9 oz. (250g) zucchini (courgette)
¾ cup (185g) coconut sugar
½ cup (120ml) olive oil
1 tsp. vanilla extract
1 ½ cups (190g) all purpose flour
2 tsp. baking powder
2 tsp. ground cinnamon
½ tsp. salt
¼ tsp. baking soda
WHAT YOU NEED TO DO:
1. Preheat the oven to 350°F (180°C). Line a loaf tin with baking paper.
2. Grate the zucchini, using the large holes of the grater, then set aside.
3. In a large bowl, combine the sugar, oil, eggs, and vanilla extract. Beat vigorously with a whisk until creamy. Now stir in the grated zucchini.

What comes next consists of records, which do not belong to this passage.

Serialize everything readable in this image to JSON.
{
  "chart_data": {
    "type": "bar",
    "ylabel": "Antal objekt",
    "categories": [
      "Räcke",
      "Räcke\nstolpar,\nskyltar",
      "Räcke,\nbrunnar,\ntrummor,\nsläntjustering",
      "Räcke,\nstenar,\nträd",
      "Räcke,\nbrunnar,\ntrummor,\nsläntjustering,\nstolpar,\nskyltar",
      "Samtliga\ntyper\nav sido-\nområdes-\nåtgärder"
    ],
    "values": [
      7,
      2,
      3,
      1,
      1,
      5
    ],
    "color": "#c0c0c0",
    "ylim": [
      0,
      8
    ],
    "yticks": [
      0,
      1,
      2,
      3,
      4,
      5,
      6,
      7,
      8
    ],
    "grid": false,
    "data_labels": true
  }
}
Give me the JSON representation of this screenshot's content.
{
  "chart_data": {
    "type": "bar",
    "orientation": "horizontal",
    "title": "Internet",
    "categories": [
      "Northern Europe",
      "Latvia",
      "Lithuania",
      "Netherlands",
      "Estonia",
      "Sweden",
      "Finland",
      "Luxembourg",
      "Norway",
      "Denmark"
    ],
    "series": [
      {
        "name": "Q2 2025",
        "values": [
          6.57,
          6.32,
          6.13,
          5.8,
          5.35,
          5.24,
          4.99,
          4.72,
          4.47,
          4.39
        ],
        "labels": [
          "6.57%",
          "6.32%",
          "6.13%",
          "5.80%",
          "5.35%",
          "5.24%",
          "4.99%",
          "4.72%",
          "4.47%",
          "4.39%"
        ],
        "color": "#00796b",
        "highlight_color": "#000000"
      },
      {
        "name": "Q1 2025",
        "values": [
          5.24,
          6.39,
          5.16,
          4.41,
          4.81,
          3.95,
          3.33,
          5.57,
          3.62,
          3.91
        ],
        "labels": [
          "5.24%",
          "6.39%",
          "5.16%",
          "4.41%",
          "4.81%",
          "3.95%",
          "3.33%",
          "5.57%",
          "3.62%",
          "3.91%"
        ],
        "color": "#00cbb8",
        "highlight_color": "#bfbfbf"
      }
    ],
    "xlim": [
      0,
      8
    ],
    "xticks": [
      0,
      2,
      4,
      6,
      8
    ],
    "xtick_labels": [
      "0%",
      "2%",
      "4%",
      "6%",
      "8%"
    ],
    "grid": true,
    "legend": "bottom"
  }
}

4. In a medium bowl, stir together the flour, baking powder, cinnamon, salt and baking soda. Add the flour mixture to the zucchini and stir until combined. Transfer the batter into the loaf tin.
5. Place the tin in the oven and bake for 35-40 minutes until the bread is firm and a toothpick inserted in the middle comes out clean.
6. Set the tin aside to cool for 10 minutes then remove the loaf from the tin onto a wire cooling rack and cool completely before slicing and serving.